Stigmatism: 65 may have been old when these workers were young, but now they’re reaching the age, they’re not showing any signs of slowing down. As Einstein demonstrated, time is relative, and attaching the word ‘pensioner’ to these veterans makes them run a mile or possibly shuffle slowly depending on their actual condition. They may be 65 and legally pensioners, but certainly don’t call them that.

Insufficient Income: Current incomes are not seen as too low; more than half of pensioners (54%) live on less than £150 a week. Seven in 10 believe that isn’t enough to live on and those approaching retirement agree.

Too Prepared: Lastly for those already in private pension schemes the state pension is seen as a ‘top-up’ or a bonus to their own pension plans and therefore unimportant.

Simplification, security and personalisation should be the watchwords of any future pension policy. Pre-pensioners are confused by the system, pensioners are worried about its provisions (the UK has the one of the smallest pensions in the OECD) and both are wary that top-down reforms aren’t tailored to their individual needs.

Assumptions based on little knowledge, fear of the unknown, denial, and dislike of being labelled a ‘pensioner’ mean that everyone puts off retirement planning until they’re forced to. Older generations struggle more with the emotional aspect of retirement rather than the financial one and most claim to be better with money than the young.
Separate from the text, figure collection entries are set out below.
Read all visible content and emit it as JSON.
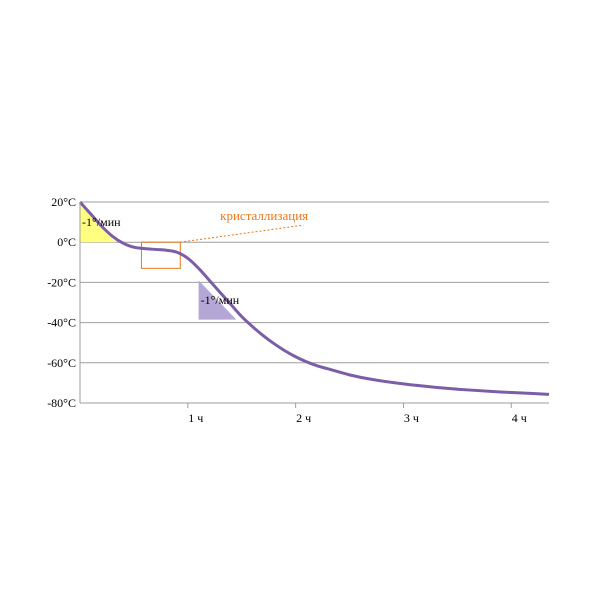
{
  "chart_data": {
    "type": "line",
    "x_unit": "ч",
    "y_unit": "°C",
    "xlim": [
      0,
      4.35
    ],
    "ylim": [
      -80,
      20
    ],
    "x_ticks": [
      {
        "value": 1,
        "label": "1 ч"
      },
      {
        "value": 2,
        "label": "2 ч"
      },
      {
        "value": 3,
        "label": "3 ч"
      },
      {
        "value": 4,
        "label": "4 ч"
      }
    ],
    "y_ticks": [
      {
        "value": 20,
        "label": "20°C"
      },
      {
        "value": 0,
        "label": "0°C"
      },
      {
        "value": -20,
        "label": "-20°C"
      },
      {
        "value": -40,
        "label": "-40°C"
      },
      {
        "value": -60,
        "label": "-60°C"
      },
      {
        "value": -80,
        "label": "-80°C"
      }
    ],
    "grid": true,
    "series": [
      {
        "color": "#7b5ea7",
        "x": [
          0,
          0.1,
          0.2,
          0.3,
          0.4,
          0.5,
          0.6,
          0.7,
          0.8,
          0.9,
          1.0,
          1.1,
          1.2,
          1.3,
          1.4,
          1.5,
          1.6,
          1.7,
          1.8,
          1.9,
          2.0,
          2.1,
          2.2,
          2.3,
          2.5,
          2.7,
          3.0,
          3.3,
          3.6,
          3.9,
          4.2,
          4.35
        ],
        "values": [
          20,
          14,
          8,
          3,
          -0.5,
          -2.5,
          -3.2,
          -3.6,
          -4.0,
          -5,
          -8,
          -13,
          -19,
          -25,
          -31,
          -37,
          -42,
          -46.5,
          -50.5,
          -54,
          -57,
          -59.5,
          -61.5,
          -63,
          -66,
          -68.2,
          -70.5,
          -72.2,
          -73.5,
          -74.5,
          -75.3,
          -75.7
        ]
      }
    ],
    "annotations": [
      {
        "type": "rate-triangle",
        "label": "-1°/мин",
        "color": "#ffff80",
        "x": [
          0,
          0,
          0.33
        ],
        "y": [
          20,
          0,
          0
        ]
      },
      {
        "type": "rate-triangle",
        "label": "-1°/мин",
        "color": "#b4a7d6",
        "x": [
          1.1,
          1.1,
          1.45
        ],
        "y": [
          -19,
          -38.5,
          -38.5
        ]
      },
      {
        "type": "box",
        "label": "кристаллизация",
        "color": "#e8781e",
        "x_range": [
          0.57,
          0.93
        ],
        "y_range": [
          -13,
          0
        ]
      }
    ]
  }
}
Those approaching, and beyond, retirement feel most able to cope with living on more restricted income.

However, those who are working seem less able to cope with issues of status and self-worth and are least likely to admit to this as the cause of their anxiety over retirement.

Whatever the eventual outcome of the proposed pension system reforms, with life expectancy spiralling ever upward, a whole new generation of pensioners are soon to join the ranks of existing ones with a whole new range of Clinton cards to cater for future great-great-grandsons.